OK, here's a question; one opinion might be that frequent defrags
would prolong the life of a hard drive because it'll keep it in
healthy condition so that it'll need to do less work to get its work
done (argh, i don't know how to phrase it but I'll assume you get the
idea), the other is that it reduces the hard drive life because defrag
itself is a very taxing exercise on the hard drive.

So, before someone say "it depends(TM)", well, what would it be for a
heavily used drive, and what would it be for a normally or lightly
used one?

All I can say is that the defragger seems to be flying (very fast) on
the well-defragged drive/partitions (lightly used since previous
defrag) and crawling on the fragmented (heavily used since previous
defrag)... and it seems that the more I defrag the less time it takes
overall for it to complete a defrag job.

Is there any harm in defragging a drive/partition that doesn't need a
defrag?
 
J

Jim

-----Original Message-----
OK, here's a question; one opinion might be that frequent defrags
would prolong the life of a hard drive because it'll keep it in
healthy condition so that it'll need to do less work to get its work
done (argh, i don't know how to phrase it but I'll assume you get the
idea), the other is that it reduces the hard drive life because defrag
itself is a very taxing exercise on the hard drive.

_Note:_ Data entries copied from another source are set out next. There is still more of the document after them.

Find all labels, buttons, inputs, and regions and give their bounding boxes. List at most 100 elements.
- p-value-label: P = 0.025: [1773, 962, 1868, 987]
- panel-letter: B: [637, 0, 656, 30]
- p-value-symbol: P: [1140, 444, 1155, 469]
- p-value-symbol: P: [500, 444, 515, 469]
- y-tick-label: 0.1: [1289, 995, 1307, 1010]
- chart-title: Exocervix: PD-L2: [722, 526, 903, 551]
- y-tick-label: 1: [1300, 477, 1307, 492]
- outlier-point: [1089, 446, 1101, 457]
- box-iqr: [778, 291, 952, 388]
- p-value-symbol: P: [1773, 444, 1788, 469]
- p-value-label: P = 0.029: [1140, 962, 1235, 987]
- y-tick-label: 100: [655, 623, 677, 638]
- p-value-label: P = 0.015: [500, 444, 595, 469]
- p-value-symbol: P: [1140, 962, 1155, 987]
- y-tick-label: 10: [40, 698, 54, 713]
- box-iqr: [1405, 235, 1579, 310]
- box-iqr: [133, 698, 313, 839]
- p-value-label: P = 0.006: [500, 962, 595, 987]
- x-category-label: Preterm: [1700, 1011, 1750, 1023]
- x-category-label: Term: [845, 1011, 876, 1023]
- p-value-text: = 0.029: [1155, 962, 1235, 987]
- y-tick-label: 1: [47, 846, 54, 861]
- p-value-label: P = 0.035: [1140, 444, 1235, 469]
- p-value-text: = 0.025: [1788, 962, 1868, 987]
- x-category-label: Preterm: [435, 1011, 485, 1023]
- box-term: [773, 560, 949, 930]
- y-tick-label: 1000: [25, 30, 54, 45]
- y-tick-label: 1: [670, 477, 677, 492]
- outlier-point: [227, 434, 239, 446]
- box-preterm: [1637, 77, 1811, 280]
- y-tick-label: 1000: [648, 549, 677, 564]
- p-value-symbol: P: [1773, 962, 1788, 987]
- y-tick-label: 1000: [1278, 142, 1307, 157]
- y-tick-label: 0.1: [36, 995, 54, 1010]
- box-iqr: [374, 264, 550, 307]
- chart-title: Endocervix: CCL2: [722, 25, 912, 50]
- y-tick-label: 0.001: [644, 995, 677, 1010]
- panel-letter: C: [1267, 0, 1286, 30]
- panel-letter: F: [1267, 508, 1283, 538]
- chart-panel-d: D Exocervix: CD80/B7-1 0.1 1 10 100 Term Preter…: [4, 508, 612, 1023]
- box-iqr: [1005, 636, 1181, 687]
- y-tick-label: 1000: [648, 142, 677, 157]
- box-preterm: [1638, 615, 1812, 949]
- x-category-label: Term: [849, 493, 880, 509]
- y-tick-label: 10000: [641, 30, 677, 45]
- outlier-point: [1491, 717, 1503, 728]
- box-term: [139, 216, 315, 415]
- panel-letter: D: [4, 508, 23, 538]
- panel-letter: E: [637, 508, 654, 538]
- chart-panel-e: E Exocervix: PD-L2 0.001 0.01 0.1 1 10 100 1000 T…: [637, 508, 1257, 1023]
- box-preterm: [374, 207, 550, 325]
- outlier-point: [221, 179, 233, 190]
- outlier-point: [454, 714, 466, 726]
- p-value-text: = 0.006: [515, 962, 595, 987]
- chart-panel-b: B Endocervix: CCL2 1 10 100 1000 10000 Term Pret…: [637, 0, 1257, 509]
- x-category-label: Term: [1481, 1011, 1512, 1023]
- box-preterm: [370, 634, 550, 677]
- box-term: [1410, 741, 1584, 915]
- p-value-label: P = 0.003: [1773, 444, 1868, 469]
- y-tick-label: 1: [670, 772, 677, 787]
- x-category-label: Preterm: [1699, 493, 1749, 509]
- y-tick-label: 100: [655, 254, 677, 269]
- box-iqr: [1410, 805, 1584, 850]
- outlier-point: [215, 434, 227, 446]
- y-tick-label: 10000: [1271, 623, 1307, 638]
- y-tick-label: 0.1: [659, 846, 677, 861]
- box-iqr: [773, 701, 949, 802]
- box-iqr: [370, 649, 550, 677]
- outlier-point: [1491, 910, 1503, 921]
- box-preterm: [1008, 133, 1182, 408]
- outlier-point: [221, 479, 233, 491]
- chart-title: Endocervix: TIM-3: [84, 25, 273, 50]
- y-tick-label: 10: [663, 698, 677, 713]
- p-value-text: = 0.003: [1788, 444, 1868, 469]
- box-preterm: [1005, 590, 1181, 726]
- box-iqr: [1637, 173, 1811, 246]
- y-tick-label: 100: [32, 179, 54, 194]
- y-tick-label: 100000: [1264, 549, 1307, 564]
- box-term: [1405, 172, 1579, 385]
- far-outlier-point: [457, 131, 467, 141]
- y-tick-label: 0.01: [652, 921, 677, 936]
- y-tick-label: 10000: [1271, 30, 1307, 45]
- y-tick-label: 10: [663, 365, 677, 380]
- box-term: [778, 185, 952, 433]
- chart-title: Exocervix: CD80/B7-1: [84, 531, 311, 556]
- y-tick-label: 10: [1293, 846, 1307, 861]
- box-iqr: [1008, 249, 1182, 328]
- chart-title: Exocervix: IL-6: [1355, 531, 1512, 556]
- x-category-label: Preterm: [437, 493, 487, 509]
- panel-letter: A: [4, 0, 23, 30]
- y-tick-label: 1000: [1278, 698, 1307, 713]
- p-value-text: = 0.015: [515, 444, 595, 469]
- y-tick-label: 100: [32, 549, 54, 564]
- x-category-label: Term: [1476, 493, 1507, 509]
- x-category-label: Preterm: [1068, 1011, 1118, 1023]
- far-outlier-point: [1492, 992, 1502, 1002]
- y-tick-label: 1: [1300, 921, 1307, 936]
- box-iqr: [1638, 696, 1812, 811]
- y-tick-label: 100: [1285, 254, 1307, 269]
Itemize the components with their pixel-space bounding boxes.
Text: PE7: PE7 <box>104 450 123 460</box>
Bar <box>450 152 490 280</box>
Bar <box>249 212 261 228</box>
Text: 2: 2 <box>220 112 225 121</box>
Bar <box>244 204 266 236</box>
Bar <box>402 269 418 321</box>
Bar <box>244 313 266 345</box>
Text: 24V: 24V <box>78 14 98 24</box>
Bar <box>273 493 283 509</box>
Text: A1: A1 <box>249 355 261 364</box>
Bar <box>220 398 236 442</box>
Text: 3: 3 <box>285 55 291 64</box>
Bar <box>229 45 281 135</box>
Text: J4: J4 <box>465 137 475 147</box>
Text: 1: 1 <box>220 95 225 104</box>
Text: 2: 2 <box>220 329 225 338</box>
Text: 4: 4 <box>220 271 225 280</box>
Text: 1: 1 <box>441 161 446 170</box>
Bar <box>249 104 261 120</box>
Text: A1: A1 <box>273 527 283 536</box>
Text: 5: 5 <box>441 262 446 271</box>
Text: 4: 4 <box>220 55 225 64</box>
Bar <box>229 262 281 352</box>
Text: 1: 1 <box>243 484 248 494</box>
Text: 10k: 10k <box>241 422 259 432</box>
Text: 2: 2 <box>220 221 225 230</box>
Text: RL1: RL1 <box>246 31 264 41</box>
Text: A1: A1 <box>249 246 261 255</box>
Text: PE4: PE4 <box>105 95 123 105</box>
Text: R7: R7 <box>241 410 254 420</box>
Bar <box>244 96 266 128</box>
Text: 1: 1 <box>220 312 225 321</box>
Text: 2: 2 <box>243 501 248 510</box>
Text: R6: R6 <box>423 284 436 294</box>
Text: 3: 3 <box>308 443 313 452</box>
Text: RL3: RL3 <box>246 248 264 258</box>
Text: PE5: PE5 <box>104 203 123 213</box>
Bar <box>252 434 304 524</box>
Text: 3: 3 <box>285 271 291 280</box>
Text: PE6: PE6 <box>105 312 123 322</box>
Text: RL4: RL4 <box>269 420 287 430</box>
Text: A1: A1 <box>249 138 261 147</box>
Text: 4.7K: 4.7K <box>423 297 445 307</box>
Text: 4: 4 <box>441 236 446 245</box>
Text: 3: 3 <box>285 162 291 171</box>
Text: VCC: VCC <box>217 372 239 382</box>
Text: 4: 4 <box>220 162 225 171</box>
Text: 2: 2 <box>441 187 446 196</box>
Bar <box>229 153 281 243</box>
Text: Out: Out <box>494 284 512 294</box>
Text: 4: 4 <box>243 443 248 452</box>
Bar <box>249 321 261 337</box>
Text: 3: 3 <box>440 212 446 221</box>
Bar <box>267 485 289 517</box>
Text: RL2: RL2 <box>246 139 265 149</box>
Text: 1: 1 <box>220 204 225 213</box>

So, before someone say "it depends(TM)", well, what would it be for a
heavily used drive, and what would it be for a normally or lightly
used one?

All I can say is that the defragger seems to be flying (very fast) on
the well-defragged drive/partitions (lightly used since previous
defrag) and crawling on the fragmented (heavily used since previous
defrag)... and it seems that the more I defrag the less time it takes
overall for it to complete a defrag job.

Is there any harm in defragging a drive/partition that doesn't need a
defrag?
.
The happy middle point is best for hard drives. So run
the defragmentor only when it looks moderately or more
fragmented, specifically greater than about 1.01 average
fragments per file. And first run your disk cleanup tool
to remove all the unneeded temp files.